In der nächsten Woche steht ein
besonderes Ereignis an, ein Seminar mit Gästen aus der Ferne. Vier Dozenten
werden anreisen, aus Deutschland, Österreich und der Schweiz, sie werden
Vorträge halten über linguistische Themen und über Literaturwissenschaft, auch
ich beteilige mich und spreche – als Grammatik-Fan, der ich nun einmal bin –
über das Passiv und über die Zeitformen im Deutschen.
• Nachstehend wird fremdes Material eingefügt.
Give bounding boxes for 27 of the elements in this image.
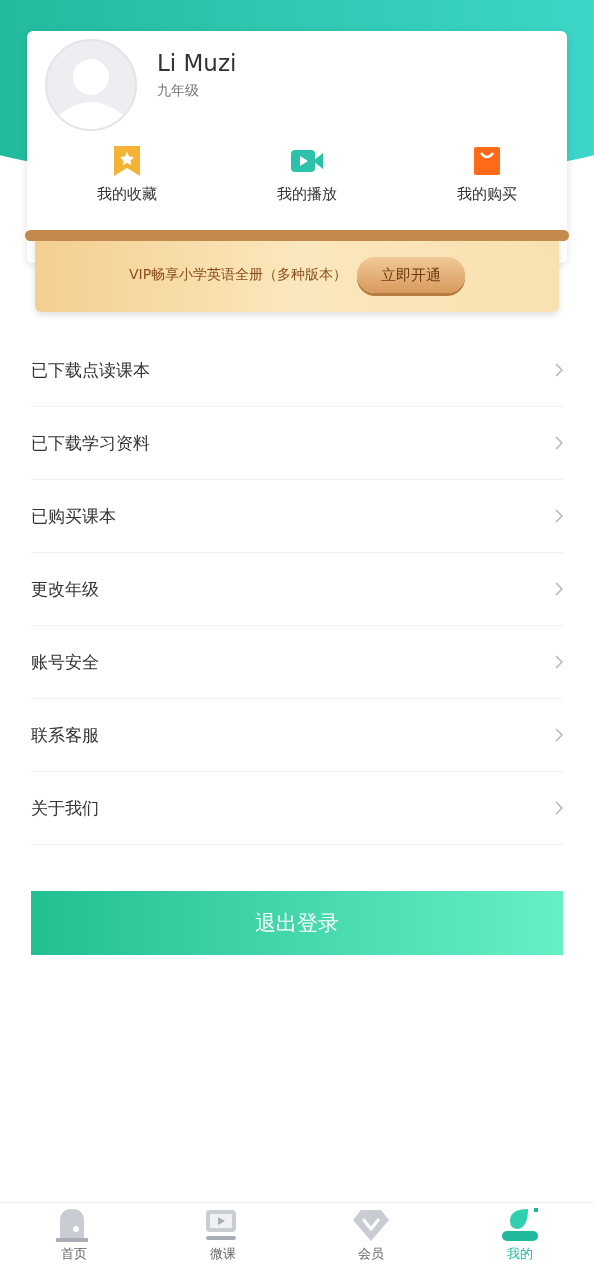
chevron-icon	[555, 801, 563, 815]
tab[interactable]: 首页	[34, 1207, 115, 1276]
menu-item[interactable]: 已下载学习资料	[31, 407, 563, 480]
vip-promo-text: VIP畅享小学英语全册（多种版本）	[128, 266, 348, 284]
menu-item[interactable]: 更改年级	[31, 553, 563, 626]
menu-item[interactable]: 联系客服	[31, 699, 563, 772]
chevron-icon	[555, 363, 563, 377]
shortcut-button[interactable]: 我的播放	[263, 145, 351, 204]
menu-item[interactable]: 已下载点读课本	[31, 334, 563, 407]
chevron-icon	[555, 509, 563, 523]
chevron-icon	[555, 582, 563, 596]
shortcut-button[interactable]: 我的购买	[443, 145, 531, 204]
shopping-bag-icon	[474, 145, 500, 177]
menu-item[interactable]: 账号安全	[31, 626, 563, 699]
avatar[interactable]	[45, 39, 137, 131]
menu-item[interactable]: 关于我们	[31, 772, 563, 845]
tab[interactable]: 会员	[331, 1207, 412, 1276]
shortcut-button[interactable]: 我的收藏	[83, 145, 171, 204]
chevron-icon	[555, 728, 563, 742]
bookmark-icon	[114, 145, 140, 177]
user-name: Li Muzi	[157, 50, 237, 76]
menu-item[interactable]: 已购买课本	[31, 480, 563, 553]
chevron-icon	[555, 655, 563, 669]
user-grade: 九年级	[157, 82, 200, 100]
chevron-icon	[555, 436, 563, 450]
tab[interactable]: 微课	[182, 1207, 263, 1276]
activate-button[interactable]: 立即开通	[357, 257, 466, 293]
Das Publikum werden
Studenten sein und etwa 30 Lehrkräfte aus burjatischen Schulen und von anderen
Universitäten, für die diese Veranstaltung als Weiterbildungsmaßnahme gilt. In
dieser Woche habe ich Gebäck und Einweg-Geschirr eingekauft für die Kaffeepause
zwischen den Vorlesungen, habe Programmzettel ausgedruckt, schicke Tüten
gepackt mit Mappen, die jeder Seminarteilnehmer bekommt und viele Kleinigkeiten
mit den Kollegen abgesprochen. Organisation war bisher nicht unbedingt meine
Hauptbeschäftigung, ich lerne dabei täglich dazu und erhalte täglich neue,
interessante Einblicke. Manchmal staune ich auch ein wenig.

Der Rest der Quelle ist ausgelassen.